= Eleanor Glueck =

American social worker and criminologist

Eleanor Touroff Glueck (April 12, 1898 – September 25, 1972) was an American social worker and criminologist. She and her husband Sheldon Glueck collaborated extensively on research related to juvenile delinquency and developed the "social prediction tables" model for ascertaining the likelihood of delinquent behavior in youth. They were the first criminologists to perform studies of chronic juvenile offenders and among the first to examine the effects of psychopathy among the more serious delinquents.

==Life and career==

Glueck was born Leonia Touroff in Brooklyn, New York, the only daughter of Russian immigrant Bernard Leo and Polish immigrant Anna Wodzislawska, although she had two brothers. Upon graduating from Hunter College High School in 1916, she majored in English at Barnard College and was awarded a B.A in 1920. She then entered the New York School of Social Work, where she met the psychologist Bernard Glueck, Sr., who was a forensic psychiatrist at Sing Sing Prison specializing in social work and criminology. She also met Bernard's brother Sheldon Glueck, who helped her become head social worker at the Dorchester Community Center of Boston from 1921 to 1922. She married Sheldon Glueck on April 16, 1922.

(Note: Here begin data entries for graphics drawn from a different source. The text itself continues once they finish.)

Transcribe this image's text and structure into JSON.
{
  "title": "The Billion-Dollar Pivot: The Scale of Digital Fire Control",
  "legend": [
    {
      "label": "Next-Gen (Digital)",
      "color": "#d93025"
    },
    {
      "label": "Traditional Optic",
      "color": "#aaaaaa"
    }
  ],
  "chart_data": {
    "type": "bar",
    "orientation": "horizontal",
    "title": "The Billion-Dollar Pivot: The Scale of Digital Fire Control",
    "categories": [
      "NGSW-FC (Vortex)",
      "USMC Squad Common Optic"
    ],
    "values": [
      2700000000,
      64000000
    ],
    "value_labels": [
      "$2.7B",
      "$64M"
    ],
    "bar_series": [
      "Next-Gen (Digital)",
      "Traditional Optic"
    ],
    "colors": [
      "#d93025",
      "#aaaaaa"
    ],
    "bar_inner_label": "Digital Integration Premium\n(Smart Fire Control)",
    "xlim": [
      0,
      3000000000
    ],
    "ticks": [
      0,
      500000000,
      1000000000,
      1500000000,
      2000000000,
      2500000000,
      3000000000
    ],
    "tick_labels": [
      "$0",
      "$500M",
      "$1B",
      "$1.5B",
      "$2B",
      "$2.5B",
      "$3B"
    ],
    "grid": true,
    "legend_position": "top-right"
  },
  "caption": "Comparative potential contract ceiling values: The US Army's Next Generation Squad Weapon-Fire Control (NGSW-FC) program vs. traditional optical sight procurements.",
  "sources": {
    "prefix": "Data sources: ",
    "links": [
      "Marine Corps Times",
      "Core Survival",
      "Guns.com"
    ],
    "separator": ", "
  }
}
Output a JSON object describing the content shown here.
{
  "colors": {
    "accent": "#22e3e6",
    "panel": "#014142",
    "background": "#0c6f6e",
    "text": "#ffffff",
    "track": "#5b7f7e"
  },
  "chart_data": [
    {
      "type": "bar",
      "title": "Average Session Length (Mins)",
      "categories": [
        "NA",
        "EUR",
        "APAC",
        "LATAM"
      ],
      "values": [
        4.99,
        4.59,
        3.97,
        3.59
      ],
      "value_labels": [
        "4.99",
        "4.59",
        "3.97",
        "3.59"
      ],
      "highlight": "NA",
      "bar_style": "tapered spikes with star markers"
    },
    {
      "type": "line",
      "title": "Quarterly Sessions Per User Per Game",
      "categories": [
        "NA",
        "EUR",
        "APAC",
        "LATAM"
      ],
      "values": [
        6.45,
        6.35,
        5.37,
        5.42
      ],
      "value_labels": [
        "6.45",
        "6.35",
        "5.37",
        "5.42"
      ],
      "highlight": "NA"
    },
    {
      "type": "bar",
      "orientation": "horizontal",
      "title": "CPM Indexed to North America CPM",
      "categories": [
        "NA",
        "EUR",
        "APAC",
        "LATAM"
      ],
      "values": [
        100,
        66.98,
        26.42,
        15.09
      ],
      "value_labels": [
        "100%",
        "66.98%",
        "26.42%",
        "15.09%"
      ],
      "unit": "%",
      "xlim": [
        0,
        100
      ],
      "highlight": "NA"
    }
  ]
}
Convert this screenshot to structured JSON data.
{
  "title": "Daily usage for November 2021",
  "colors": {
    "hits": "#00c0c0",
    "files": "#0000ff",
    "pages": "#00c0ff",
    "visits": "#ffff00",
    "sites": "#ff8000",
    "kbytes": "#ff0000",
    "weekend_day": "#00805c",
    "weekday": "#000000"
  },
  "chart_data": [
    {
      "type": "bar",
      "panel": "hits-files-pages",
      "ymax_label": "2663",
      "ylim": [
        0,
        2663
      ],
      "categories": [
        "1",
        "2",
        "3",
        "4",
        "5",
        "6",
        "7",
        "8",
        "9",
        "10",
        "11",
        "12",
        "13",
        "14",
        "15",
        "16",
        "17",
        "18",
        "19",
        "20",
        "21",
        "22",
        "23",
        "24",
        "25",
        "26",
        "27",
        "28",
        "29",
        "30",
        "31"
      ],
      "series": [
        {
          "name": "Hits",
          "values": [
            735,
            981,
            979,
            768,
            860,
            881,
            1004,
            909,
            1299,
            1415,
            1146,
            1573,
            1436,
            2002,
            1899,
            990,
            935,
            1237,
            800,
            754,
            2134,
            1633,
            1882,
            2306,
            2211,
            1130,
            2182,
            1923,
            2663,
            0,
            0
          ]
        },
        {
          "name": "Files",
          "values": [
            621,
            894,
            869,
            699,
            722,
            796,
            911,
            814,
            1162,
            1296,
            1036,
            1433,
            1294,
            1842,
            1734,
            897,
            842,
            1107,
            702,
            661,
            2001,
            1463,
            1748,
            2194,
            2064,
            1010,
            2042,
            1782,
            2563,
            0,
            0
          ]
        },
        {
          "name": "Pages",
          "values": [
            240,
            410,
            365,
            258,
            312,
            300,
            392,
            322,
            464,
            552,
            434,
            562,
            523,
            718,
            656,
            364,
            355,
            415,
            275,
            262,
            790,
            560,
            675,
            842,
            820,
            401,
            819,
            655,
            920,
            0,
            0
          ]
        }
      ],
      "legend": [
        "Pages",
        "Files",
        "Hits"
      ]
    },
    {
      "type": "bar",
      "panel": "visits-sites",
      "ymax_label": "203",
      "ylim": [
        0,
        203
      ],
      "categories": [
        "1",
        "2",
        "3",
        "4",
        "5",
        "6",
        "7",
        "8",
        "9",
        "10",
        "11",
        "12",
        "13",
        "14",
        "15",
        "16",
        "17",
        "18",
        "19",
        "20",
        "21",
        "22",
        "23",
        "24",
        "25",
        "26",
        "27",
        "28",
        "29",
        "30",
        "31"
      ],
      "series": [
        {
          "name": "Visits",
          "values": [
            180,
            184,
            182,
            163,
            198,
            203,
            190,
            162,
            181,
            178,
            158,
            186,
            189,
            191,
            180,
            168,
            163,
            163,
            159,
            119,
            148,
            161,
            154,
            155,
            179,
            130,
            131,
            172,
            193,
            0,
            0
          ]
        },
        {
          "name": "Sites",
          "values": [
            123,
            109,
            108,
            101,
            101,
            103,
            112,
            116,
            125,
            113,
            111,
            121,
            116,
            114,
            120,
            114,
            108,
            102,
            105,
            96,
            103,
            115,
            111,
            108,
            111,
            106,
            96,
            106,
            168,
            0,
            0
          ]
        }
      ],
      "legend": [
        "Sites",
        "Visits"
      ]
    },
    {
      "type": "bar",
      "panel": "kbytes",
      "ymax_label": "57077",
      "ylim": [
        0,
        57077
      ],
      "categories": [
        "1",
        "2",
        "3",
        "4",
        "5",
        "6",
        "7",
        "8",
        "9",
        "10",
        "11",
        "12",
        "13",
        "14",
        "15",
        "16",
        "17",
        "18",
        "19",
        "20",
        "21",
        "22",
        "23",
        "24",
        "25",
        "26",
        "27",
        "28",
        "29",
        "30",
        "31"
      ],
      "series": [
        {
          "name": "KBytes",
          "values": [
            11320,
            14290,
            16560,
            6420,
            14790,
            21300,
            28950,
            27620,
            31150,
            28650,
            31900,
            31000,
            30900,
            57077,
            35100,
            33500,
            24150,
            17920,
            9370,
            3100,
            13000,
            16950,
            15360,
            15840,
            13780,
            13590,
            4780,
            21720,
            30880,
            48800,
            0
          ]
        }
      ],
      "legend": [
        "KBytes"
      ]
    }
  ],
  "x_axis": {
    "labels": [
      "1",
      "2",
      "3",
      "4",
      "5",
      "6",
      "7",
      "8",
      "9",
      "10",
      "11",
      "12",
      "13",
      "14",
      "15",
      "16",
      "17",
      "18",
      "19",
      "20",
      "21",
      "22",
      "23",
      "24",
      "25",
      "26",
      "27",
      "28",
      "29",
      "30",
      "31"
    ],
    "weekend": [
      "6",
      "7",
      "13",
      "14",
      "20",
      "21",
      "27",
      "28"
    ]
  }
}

In 1922, Glueck began her graduate school studies at the Harvard Graduate School of Education. She was awarded a M.Ed. in 1923 and an Ed.D. in 1925 with a thesis on The Community Use of Schools. Their only child, Anitra Joyce (1924–1956) was a poet. Glueck worked at the Harvard Law School as a research assistant from 1928 until 1953, while her husband was a professor there.

Eleanor and Sheldon Glueck embarked upon an internationally recognized partnership in criminology that would last the remainder of their lives. They would collaborate on more than 250 publications, beginning with Five Hundred Criminal Careers (1930), followed by Five Hundred Delinquent Women (1934) and One Thousand Juvenile Delinquents (1934). For the juvenile delinquents, they made attempts to predict criminality using statistics, followed by the likelihood of their rehabilitation upon release. They were the first criminologists to perform studies of chronic juvenile offenders and among the first to examine the effects of psychopathy among the more serious delinquents. Their studies showed that psychopathy was 20 times more common among juvenile delinquents.

In 1940, they began a ten-year longitudinal study that was published as Unraveling Juvenile Delinquency (1950). This resulted in the Gluecks' "Social Prediction Tables" that gave predictions of the likelihood of juvenile delinquency based upon parameters from when the youths were six years old. In 1953, she became a research associate at a Harvard Law School Research Project that was investigating the causes, treatment and prevention of juvenile delinquency.

In 1947, the United Prison Association of Massachusetts awarded her its Parsons Memorial Award. Although Glueck never received a tenured appointment with the faculty, both Eleanor and Sheldon Glueck were awarded honorary Sc.D. from Harvard in 1958. She was elected a Fellow of the American Academy of Arts and Sciences in 1960. In 1969, Glueck was awarded a Distinguished Alumni Award from Barnard College. She was a trustee at the Judge Baker Guidance Center. She became a fellow with the International Society of Criminologists and the American Association for the Advancement of Science. The couple retired during the 1960s. Glueck accidentally drowned in a bathtub at her home in Cambridge, Massachusetts, at the age of 74.